I lived with three women my senior year in college. Guess what! No sexual tension. No sex. Nothing. Nada. I was just one of the girls to them.
I think the best way to contest this is to recognize diversity within genders. Men can be many different ways. Women can be many different ways. And don’t forget lesbians and gay men. If desire is so strong, should they necessarily be placed with roommates of the other major gender?
I am sure that we would disagree, Hugo, in our views on the origins of sexual desires and the degree of conscious and voluntary control that we have over them “in the raw”, as such; and I also disagree with your dismissal of the notion that proximity can lead to desire. While not “creating” desire, as such, obviously, proximity is going to provide that many more opportunities for it to manifest.
All of that being said, dealing with sexual desires and their implications, especially in contemporary cultural circumstances in which men and women mix more freely and equally than they likely ever have in the Western world, is an important life lesson to learn. I see it as more of that “acknowledge and redirect” thing you have spoken about in another context, rather than a need to disclaim this or that as a “myth”. Coed dorm rooms, for those students comfortable and mature enough to make them work, are probably an excellent way to further that implicit social education at a time when many young people will be learning a lot about how to live civilly among their opposite-gender peers.
Isn’t part of the controversy whether boyfriends and girlfriends should be allowed to room together? Sometimes one roommate in a dorm room functionally lives with a partner (spending every night at the partner’s place), but they do still have their official space to come back to if the relationship ends. Isn’t there some concern that people will sign up to live with a significant other and then if they break up the housing people will have to be in the middle of a break-up fight over who has to move out, or, if someone doesn’t move out, over bringing new partners “home” to the room shared with the ex?

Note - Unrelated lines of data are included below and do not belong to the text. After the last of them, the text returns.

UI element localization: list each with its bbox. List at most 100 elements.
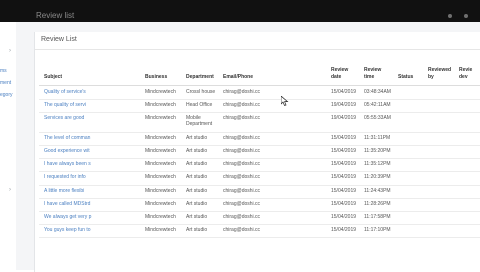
cell-email: chirag@doshi.cc	[223, 102, 261, 108]
cell-review-time: 11:20:39PM	[364, 174, 391, 180]
cell-review-date: 15/04/2019	[331, 161, 357, 167]
main-content: Review List Subject Business Department …	[16, 22, 480, 272]
cell-review-date: 15/04/2019	[331, 227, 357, 233]
cell-email: chirag@doshi.cc	[223, 135, 261, 141]
cell-business: Mindcrewtech	[145, 214, 176, 220]
col-header-review-time[interactable]: Review time	[364, 67, 388, 81]
cell-review-date: 15/04/2019	[331, 188, 357, 194]
cell-business: Mindcrewtech	[145, 89, 176, 95]
cell-business: Mindcrewtech	[145, 161, 176, 167]
cell-department: Mobile Department	[186, 115, 213, 127]
col-header-review-date[interactable]: Review date	[331, 67, 355, 81]
table-row[interactable]: A little more flexibi Mindcrewtech Art stu…	[39, 185, 480, 199]
table-row[interactable]: Quality of service's Mindcrewtech Crossl h…	[39, 86, 480, 100]
cell-business: Mindcrewtech	[145, 201, 176, 207]
cell-review-time: 11:35:20PM	[364, 148, 391, 154]
cell-department: Head Office	[186, 102, 213, 108]
cell-email: chirag@doshi.cc	[223, 188, 261, 194]
page-title: Review list	[36, 11, 75, 20]
cell-review-date: 19/04/2019	[331, 102, 357, 108]
cell-business: Mindcrewtech	[145, 227, 176, 233]
table-row[interactable]: Good experience wit Mindcrewtech Art studi…	[39, 145, 480, 159]
review-list-card: Review List Subject Business Department …	[34, 32, 480, 272]
cell-subject[interactable]: I requested for info	[44, 174, 86, 180]
mouse-cursor-icon	[281, 96, 289, 106]
cell-review-date: 15/04/2019	[331, 201, 357, 207]
cell-subject[interactable]: The level of comman	[44, 135, 90, 141]
cell-subject[interactable]: We always get very p	[44, 214, 91, 220]
cell-review-time: 11:31:11PM	[364, 135, 391, 141]
cell-email: chirag@doshi.cc	[223, 174, 261, 180]
cell-email: chirag@doshi.cc	[223, 148, 261, 154]
cell-subject[interactable]: Services are good	[44, 115, 84, 121]
cell-business: Mindcrewtech	[145, 188, 176, 194]
table-row[interactable]: I have always been s Mindcrewtech Art stud…	[39, 158, 480, 172]
cell-department: Art studio	[186, 135, 208, 141]
cell-review-date: 15/04/2019	[331, 174, 357, 180]
col-header-review-dev[interactable]: Revie dev	[459, 67, 479, 81]
chevron-icon[interactable]: ›	[9, 48, 11, 54]
cell-department: Art studio	[186, 214, 208, 220]
sidebar: › ms ment egory ›	[0, 22, 16, 270]
col-header-department[interactable]: Department	[186, 74, 214, 81]
col-header-status[interactable]: Status	[398, 74, 413, 81]
cell-business: Mindcrewtech	[145, 102, 176, 108]
cell-subject[interactable]: I have always been s	[44, 161, 91, 167]
cell-department: Crossl house	[186, 89, 216, 95]
cell-review-date: 15/04/2019	[331, 148, 357, 154]
cell-business: Mindcrewtech	[145, 148, 176, 154]
table-row[interactable]: I requested for info Mindcrewtech Art stud…	[39, 171, 480, 186]
cell-email: chirag@doshi.cc	[223, 227, 261, 233]
cell-department: Art studio	[186, 148, 208, 154]
cell-subject[interactable]: Quality of service's	[44, 89, 86, 95]
cell-review-date: 15/04/2019	[331, 89, 357, 95]
cell-review-time: 11:28:26PM	[364, 201, 391, 207]
user-menu-icon[interactable]	[464, 14, 468, 18]
table-row[interactable]: You guys keep fun to Mindcrewtech Art stud…	[39, 224, 480, 238]
sidebar-item-department[interactable]: ment	[0, 80, 11, 86]
cell-review-time: 05:42:11AM	[364, 102, 391, 108]
col-header-subject[interactable]: Subject	[44, 74, 62, 81]
cell-email: chirag@doshi.cc	[223, 201, 261, 207]
cell-department: Art studio	[186, 161, 208, 167]
cell-email: chirag@doshi.cc	[223, 89, 261, 95]
cell-subject[interactable]: Good experience wit	[44, 148, 90, 154]
cell-subject[interactable]: A little more flexibi	[44, 188, 84, 194]
cell-review-time: 11:17:58PM	[364, 214, 391, 220]
table-row[interactable]: Services are good Mindcrewtech Mobile Depa…	[39, 112, 480, 133]
cell-business: Mindcrewtech	[145, 115, 176, 121]
divider	[35, 49, 480, 50]
sidebar-item-reviews[interactable]: ms	[0, 68, 7, 74]
col-header-business[interactable]: Business	[145, 74, 167, 81]
table-row[interactable]: We always get very p Mindcrewtech Art stud…	[39, 211, 480, 225]
cell-email: chirag@doshi.cc	[223, 115, 261, 121]
cell-review-time: 03:48:34AM	[364, 89, 391, 95]
cell-business: Mindcrewtech	[145, 135, 176, 141]
cell-subject[interactable]: The quality of servi	[44, 102, 86, 108]
cell-department: Art studio	[186, 227, 208, 233]
cell-business: Mindcrewtech	[145, 174, 176, 180]
cell-review-date: 15/04/2019	[331, 135, 357, 141]
table-row[interactable]: The quality of servi Mindcrewtech Head Off…	[39, 99, 480, 113]
cell-department: Art studio	[186, 188, 208, 194]
table-row[interactable]: I have called MDStrd Mindcrewtech Art stud…	[39, 198, 480, 212]
cell-review-time: 11:24:43PM	[364, 188, 391, 194]
cell-department: Art studio	[186, 201, 208, 207]
cell-review-time: 11:35:12PM	[364, 161, 391, 167]
cell-subject[interactable]: I have called MDStrd	[44, 201, 90, 207]
notification-icon[interactable]	[448, 14, 452, 18]
table-row[interactable]: The level of comman Mindcrewtech Art studi…	[39, 132, 480, 146]
cell-review-date: 15/04/2019	[331, 214, 357, 220]
cell-department: Art studio	[186, 174, 208, 180]
cell-review-date: 19/04/2019	[331, 115, 357, 121]
cell-review-time: 05:55:33AM	[364, 115, 391, 121]
col-header-reviewed-by[interactable]: Reviewed by	[428, 67, 456, 81]
cell-email: chirag@doshi.cc	[223, 161, 261, 167]
top-bar: Review list	[0, 0, 480, 22]
sidebar-item-category[interactable]: egory	[0, 92, 13, 98]
cell-subject[interactable]: You guys keep fun to	[44, 227, 91, 233]
card-title: Review List	[41, 36, 77, 43]
chevron-icon[interactable]: ›	[9, 187, 11, 193]
cell-review-time: 11:17:10PM	[364, 227, 391, 233]
col-header-email[interactable]: Email/Phone	[223, 74, 253, 81]
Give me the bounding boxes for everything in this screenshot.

Isn’t part of the controversy whether boyfriends and girlfriends should be allowed to room together?
No one is gay?
It seems I recall a great many couples figuring out how to live together in my college dorms. It worked like this – get one partner to draw for a double, the other for a single. You moved the the “roommate” into the single and then moved the partner into the double – voila, the couple lived together but officially you had two males or females in the double and one person in a single. It was easy. It was even easier for same sex couples who literally did not have to game the system to live together.
As Hugo pointed out, however, much of the issue here is separating physical proximity from sexual intimacy. The idea – seemingly still potent for many folks – that you can’t share a room without having sex with someone of the other gender. You see a similar attitude with regard to gays in the military – if gay people are allowed to serve openly, they won’t be able to control themselves and they’ll shower with straight men and just have to have sex with them.